押し黙ったまま、少年は、小さなポケットから、今度はナイフではなく、マッチを取り出して、暖炉に近づいた。
「どうした。押し黙って。俺たちの助けなど必要ないか?」
ボロ布の男は、愉しそうに少年に話しかけていたが、少年は暖炉に背を向けたまま、やはり口を開きはしなかった。カラカラと新しい薪を暖炉の中に入れて、マッチで火を着けるという一連の動作を黙々とやってのけていた。
「………」
沈黙を通した少年に興味がなくなった様子で、ボロ布の男も薄汚れた床に身体を倒した。
「アンタらが何者かは知らないけどー…」
少年が口を開いた。
ボロ布の男が、閉じた目を薄く開いた。
「これは、俺の手で、目的を達成しないとダメなんだ」
先程とは打って変わって、落ち着いた物言いだった。低く語る口調は、普段甲高い声を出す少年とは違い、冷静だ。
「世界を滅ぼしたのは、お前の父親の責任ではない」
「なに!?」
突然、振られた言葉に少年は困惑する。つけたマッチの火が、薪につき、暖炉に明かりが灯った。

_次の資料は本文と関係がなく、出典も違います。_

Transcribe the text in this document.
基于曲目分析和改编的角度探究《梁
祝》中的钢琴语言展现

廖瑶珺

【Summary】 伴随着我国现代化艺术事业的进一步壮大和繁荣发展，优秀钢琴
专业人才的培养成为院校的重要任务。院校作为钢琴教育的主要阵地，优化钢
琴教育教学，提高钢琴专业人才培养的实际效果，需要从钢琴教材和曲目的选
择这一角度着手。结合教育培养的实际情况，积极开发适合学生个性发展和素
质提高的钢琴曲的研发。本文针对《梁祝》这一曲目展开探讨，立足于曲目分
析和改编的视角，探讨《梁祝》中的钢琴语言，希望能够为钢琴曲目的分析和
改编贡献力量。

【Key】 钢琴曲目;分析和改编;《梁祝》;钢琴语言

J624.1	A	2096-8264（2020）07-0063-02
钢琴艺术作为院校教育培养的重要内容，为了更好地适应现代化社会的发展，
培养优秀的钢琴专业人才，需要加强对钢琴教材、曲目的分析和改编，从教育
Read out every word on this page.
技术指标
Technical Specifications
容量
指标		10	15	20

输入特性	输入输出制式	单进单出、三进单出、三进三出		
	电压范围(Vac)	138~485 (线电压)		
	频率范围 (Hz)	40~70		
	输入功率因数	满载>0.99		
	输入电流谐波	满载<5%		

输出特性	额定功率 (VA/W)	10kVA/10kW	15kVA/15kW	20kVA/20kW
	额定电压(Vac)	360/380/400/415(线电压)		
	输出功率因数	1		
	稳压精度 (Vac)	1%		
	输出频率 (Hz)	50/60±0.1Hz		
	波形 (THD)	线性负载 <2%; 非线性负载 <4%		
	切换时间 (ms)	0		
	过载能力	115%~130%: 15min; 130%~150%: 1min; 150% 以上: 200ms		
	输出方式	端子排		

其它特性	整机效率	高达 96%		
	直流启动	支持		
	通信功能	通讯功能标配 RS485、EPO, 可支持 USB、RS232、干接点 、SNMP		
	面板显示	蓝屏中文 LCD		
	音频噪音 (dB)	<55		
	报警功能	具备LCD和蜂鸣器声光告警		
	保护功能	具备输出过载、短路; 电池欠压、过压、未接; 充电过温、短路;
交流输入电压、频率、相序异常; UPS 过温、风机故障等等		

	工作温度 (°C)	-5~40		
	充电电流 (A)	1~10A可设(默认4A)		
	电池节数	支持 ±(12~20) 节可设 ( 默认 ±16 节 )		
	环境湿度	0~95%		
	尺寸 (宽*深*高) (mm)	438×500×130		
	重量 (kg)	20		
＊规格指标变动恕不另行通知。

「かつて、人々は、全ての真理を知ろうとした。そして、完成したのが、お前の父が作った『物』だ。それは、後に『人形』と呼ばれ、世界を滅ぼし、人は地上に住むことを許されなくなった。ある奴を除いては」
「もういいッッ!!やめろッッ!!」
少年の呼吸は、いつの間にか荒くなっていた。